Previous satellites have used these bands in a multitude of application areas from land-use classification, crop yield assessments and vegetation stress monitoring, to burn scar mapping, urban growth modeling and insect threat assessment. However, the unique combination of high-swath, medium-spatial resolution and high-temporal resolution of the DMC opens up a new range of application areas: The system is found to be ideal for monitoring the development of fire risk over very short temporal scales using a combination of scene-derived vegetation indices, classification maps and external thermal data.
SLIM – 6 Sensor Specifications
|Sensor||Eastman Kodak KLI-10203|
|Number of Detectors = 10,2243|
|Detector Size = 7.0 µm x 7.0 µm|
|Data Capture = 11-bit|
|Lens||Schneider Apo-Componon HM 150mm focal length, f/6.3|
|Focal length = 150.9 mm|
|F-number = f/6.3|
|iFoV (Instantaneous Field of View)||46.388×10-6 rad = 0.00266° = 9.568 arc sec|
|GSD||31.822 meter at nadir|
|Red: 0.63 – 0.69 μm (Equivalent to Landsat ETM+ 3)|
|Green: 0.52 – 0.60 μm (Equivalent to Landsat ETM+ 2)|
SLIM–6–22 Sensor Specifications
|Sensor||Eastman Kodak KLI-14403 Linear CCD:|
|Number of Detectors = 14,436|
|Detector Size = 5.0 µm x 5.0 µm|
|Data Capture = 14-bit|
|Lens||Custom designed double Gaussian derivative lens|
|Focal length = 155.9 mm|
|F-number = f/53|
|iFoV (Instantaneous Field of View)||32.1×10-6 rad = 0.00184° = 6.62 arc sec|
|GSD||22.001 meter at nadir|
|Spectral Bands||NIR: 0.77 - 0.90 µm (Equivalent to Landsat ETM+ 4)|
|Red: 0.63 – 0.69 µm (Equivalent to Landsat ETM+ 3)|
|Green: 0.52 – 0.60 µm (Equivalent to Landsat ETM+ 2)|
The daily revisit and flexible image format of the DMC proved invaluable in obtaining timely image data following the October 2003 floods in Vietnam. Erosion due to flooding/hydrology was also monitored in Nigeria and Morocco. Following the 2004 Asian tsunami, the DMC was able to quickly image the coastlines of the affected countries and map out the damage caused.
Fire monitoring and automatic fire scar evaluation has also proven to be viable, with particularly impressive results following forest fires in Alaska, Algeria and Nigeria.

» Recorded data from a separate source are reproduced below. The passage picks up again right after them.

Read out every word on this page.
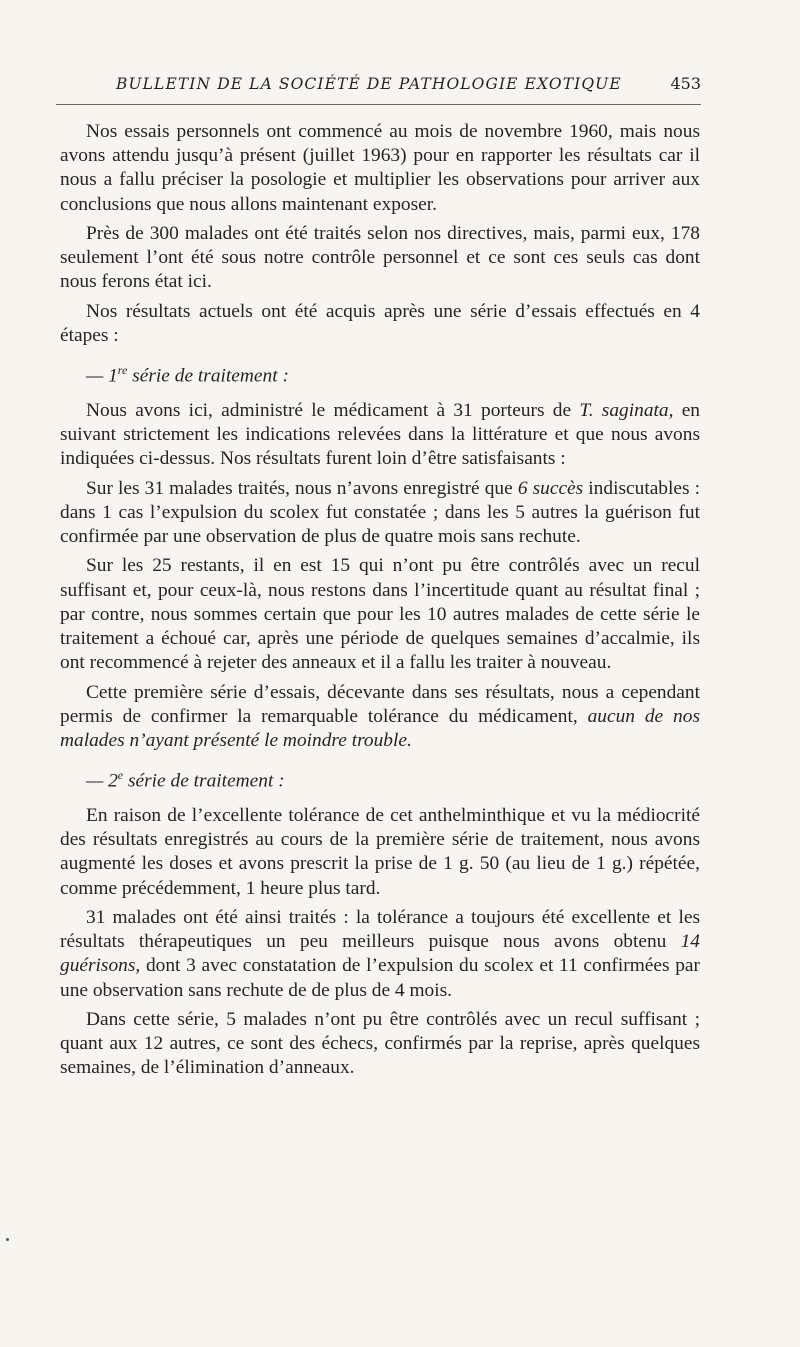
BULLETIN DE LA SOCIÉTÉ DE PATHOLOGIE EXOTIQUE	453

Nos essais personnels ont commencé au mois de novembre 1960, mais nous avons attendu jusqu’à présent (juillet 1963) pour en rapporter les résultats car il nous a fallu préciser la posologie et multiplier les observations pour arriver aux conclusions que nous allons maintenant exposer.

Près de 300 malades ont été traités selon nos directives, mais, parmi eux, 178 seulement l’ont été sous notre contrôle personnel et ce sont ces seuls cas dont nous ferons état ici.

Nos résultats actuels ont été acquis après une série d’essais effectués en 4 étapes :

— 1re série de traitement :

Nous avons ici, administré le médicament à 31 porteurs de T. saginata, en suivant strictement les indications relevées dans la littérature et que nous avons indiquées ci-dessus. Nos résultats furent loin d’être satisfaisants :

Sur les 31 malades traités, nous n’avons enregistré que 6 succès indiscutables : dans 1 cas l’expulsion du scolex fut constatée ; dans les 5 autres la guérison fut confirmée par une observation de plus de quatre mois sans rechute.

Sur les 25 restants, il en est 15 qui n’ont pu être contrôlés avec un recul suffisant et, pour ceux-là, nous restons dans l’incertitude quant au résultat final ; par contre, nous sommes certain que pour les 10 autres malades de cette série le traitement a échoué car, après une période de quelques semaines d’accalmie, ils ont recommencé à rejeter des anneaux et il a fallu les traiter à nouveau.

Cette première série d’essais, décevante dans ses résultats, nous a cependant permis de confirmer la remarquable tolérance du médicament, aucun de nos malades n’ayant présenté le moindre trouble.

— 2e série de traitement :

En raison de l’excellente tolérance de cet anthelminthique et vu la médiocrité des résultats enregistrés au cours de la première série de traitement, nous avons augmenté les doses et avons prescrit la prise de 1 g. 50 (au lieu de 1 g.) répétée, comme précédemment, 1 heure plus tard.

31 malades ont été ainsi traités : la tolérance a toujours été excellente et les résultats thérapeutiques un peu meilleurs puisque nous avons obtenu 14 guérisons, dont 3 avec constatation de l’expulsion du scolex et 11 confirmées par une observation sans rechute de de plus de 4 mois.

Dans cette série, 5 malades n’ont pu être contrôlés avec un recul suffisant ; quant aux 12 autres, ce sont des échecs, confirmés par la reprise, après quelques semaines, de l’élimination d’anneaux.
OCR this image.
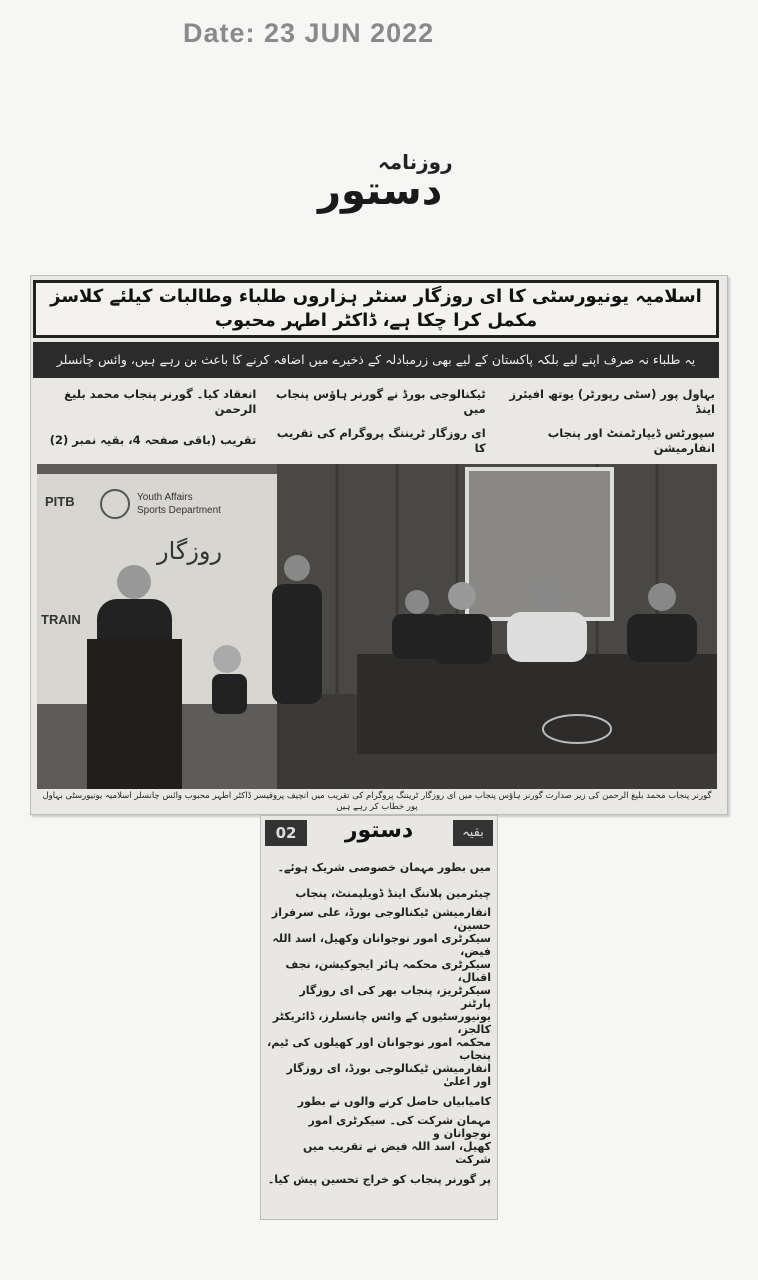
Date: 23 JUN 2022
روزنامہ
دستور
اسلامیہ یونیورسٹی کا ای روزگار سنٹر ہزاروں طلباء وطالبات کیلئے کلاسز مکمل کرا چکا ہے، ڈاکٹر اطہر محبوب
یہ طلباء نہ صرف اپنے لیے بلکہ پاکستان کے لیے بھی زرمبادلہ کے ذخیرے میں اضافہ کرنے کا باعث بن رہے ہیں، وائس چانسلر
بہاول پور (سٹی رپورٹر) یوتھ افیئرز اینڈ
ٹیکنالوجی بورڈ نے گورنر ہاؤس پنجاب میں
انعقاد کیا۔ گورنر پنجاب محمد بلیغ الرحمن
سپورٹس ڈیپارٹمنٹ اور پنجاب انفارمیشن
ای روزگار ٹریننگ پروگرام کی تقریب کا
تقریب (باقی صفحہ 4، بقیہ نمبر (2)
PITB	Youth Affairs
Sports Department
روزگار
TRAIN
گورنر پنجاب محمد بلیغ الرحمن کی زیر صدارت گورنر ہاؤس پنجاب میں ای روزگار ٹریننگ پروگرام کی تقریب میں انچیف پروفیسر ڈاکٹر اطہر محبوب وائس چانسلر اسلامیہ یونیورسٹی بہاول پور خطاب کر رہے ہیں
02	دستور	بقیہ
میں بطور مہمان خصوصی شریک ہوئے۔
چیئرمین پلاننگ اینڈ ڈویلپمنٹ، پنجاب
انفارمیشن ٹیکنالوجی بورڈ، علی سرفراز حسین،
سیکرٹری امور نوجوانان وکھیل، اسد اللہ فیض،
سیکرٹری محکمہ ہائر ایجوکیشن، نجف اقبال،
سیکرٹریز، پنجاب بھر کی ای روزگار پارٹنر
یونیورسٹیوں کے وائس چانسلرز، ڈائریکٹر کالجز،
محکمہ امور نوجوانان اور کھیلوں کی ٹیم، پنجاب
انفارمیشن ٹیکنالوجی بورڈ، ای روزگار اور اعلیٰ
کامیابیاں حاصل کرنے والوں نے بطور
مہمان شرکت کی۔ سیکرٹری امور نوجوانان و
کھیل، اسد اللہ فیض نے تقریب میں شرکت
پر گورنر پنجاب کو خراج تحسین پیش کیا۔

For the Alaskan fire, we estimated a burn-scar area of 5,007 acres based on DMC imagery. This was in good agreement with the US Geological Survey estimate of 5,600 acres based on ground samples.

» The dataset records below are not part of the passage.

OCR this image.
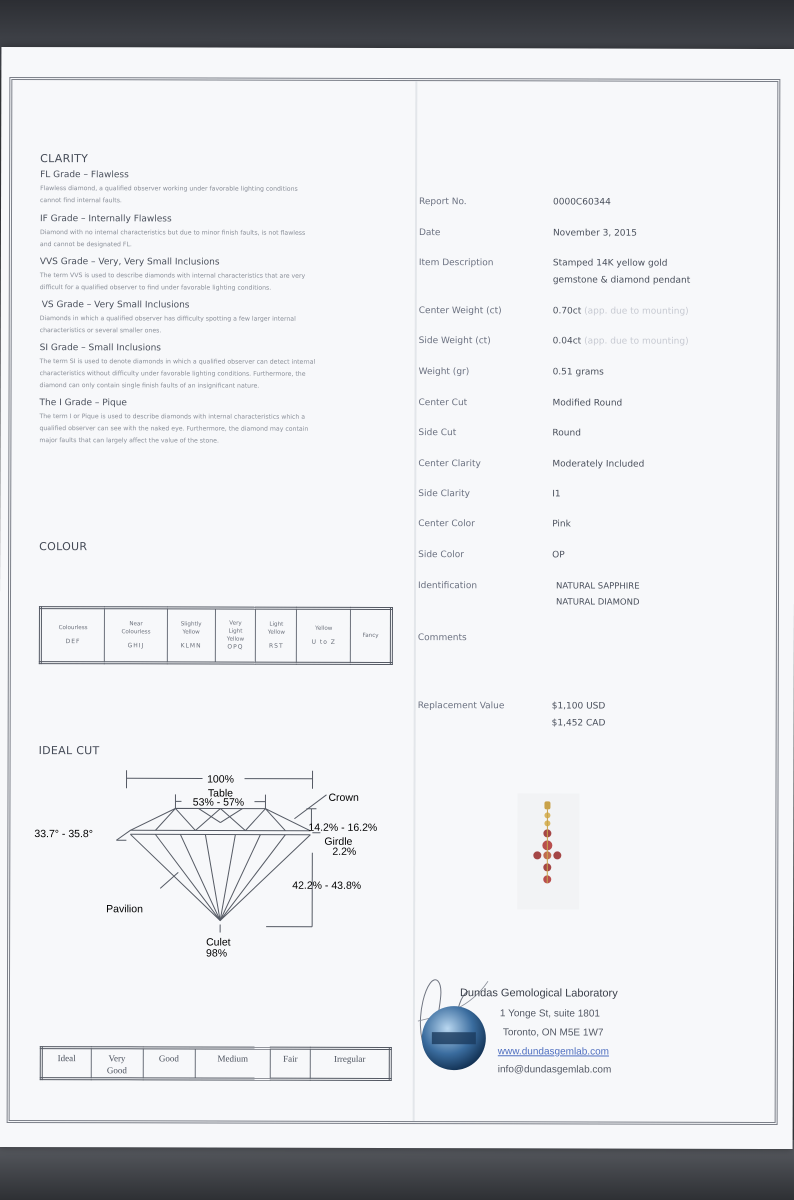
CLARITY
FL Grade – Flawless
Flawless diamond, a qualified observer working under favorable lighting conditions
cannot find internal faults.
IF Grade – Internally Flawless
Diamond with no internal characteristics but due to minor finish faults, is not flawless
and cannot be designated FL.
VVS Grade – Very, Very Small Inclusions
The term VVS is used to describe diamonds with internal characteristics that are very
difficult for a qualified observer to find under favorable lighting conditions.
VS Grade – Very Small Inclusions
Diamonds in which a qualified observer has difficulty spotting a few larger internal
characteristics or several smaller ones.
SI Grade – Small Inclusions
The term SI is used to denote diamonds in which a qualified observer can detect internal
characteristics without difficulty under favorable lighting conditions. Furthermore, the
diamond can only contain single finish faults of an insignificant nature.
The I Grade – Pique
The term I or Pique is used to describe diamonds with internal characteristics which a
qualified observer can see with the naked eye. Furthermore, the diamond may contain
major faults that can largely affect the value of the stone.
COLOUR
Colourless
DEF

Near
Colourless
GHIJ

Slightly
Yellow
KLMN

Very
Light
Yellow
OPQ

Light
Yellow
RST

Yellow
U to Z
	Fancy
IDEAL CUT
100%
Table
53% - 57%	Crown
33.7° - 35.8°
14.2% - 16.2%
Girdle
2.2%
42.2% - 43.8%
Pavilion
Culet
98%
Ideal	Very
Good
	Good	Medium	Fair	Irregular
Report No.	0000C60344
Date	November 3, 2015
Item Description	Stamped 14K yellow gold
gemstone & diamond pendant
Center Weight (ct)	0.70ct (app. due to mounting)
Side Weight (ct)	0.04ct (app. due to mounting)
Weight (gr)	0.51 grams
Center Cut	Modified Round
Side Cut	Round
Center Clarity	Moderately Included
Side Clarity	I1
Center Color	Pink
Side Color	OP
Identification	NATURAL SAPPHIRE
NATURAL DIAMOND
Comments
Replacement Value	$1,100 USD
$1,452 CAD
Dundas Gemological Laboratory
1 Yonge St, suite 1801
Toronto, ON M5E 1W7
www.dundasgemlab.com
info@dundasgemlab.com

DMC image data was compared to that from SPOT 5 and LANDSAT to determine the feasibility of automatic land-use classification for agriculture and urbanisation studies. It was found that the DMC images gave the same results as LANDSAT. DMC data has already found application in agricultural monitoring, urban development mapping, geological and hydrological mapping.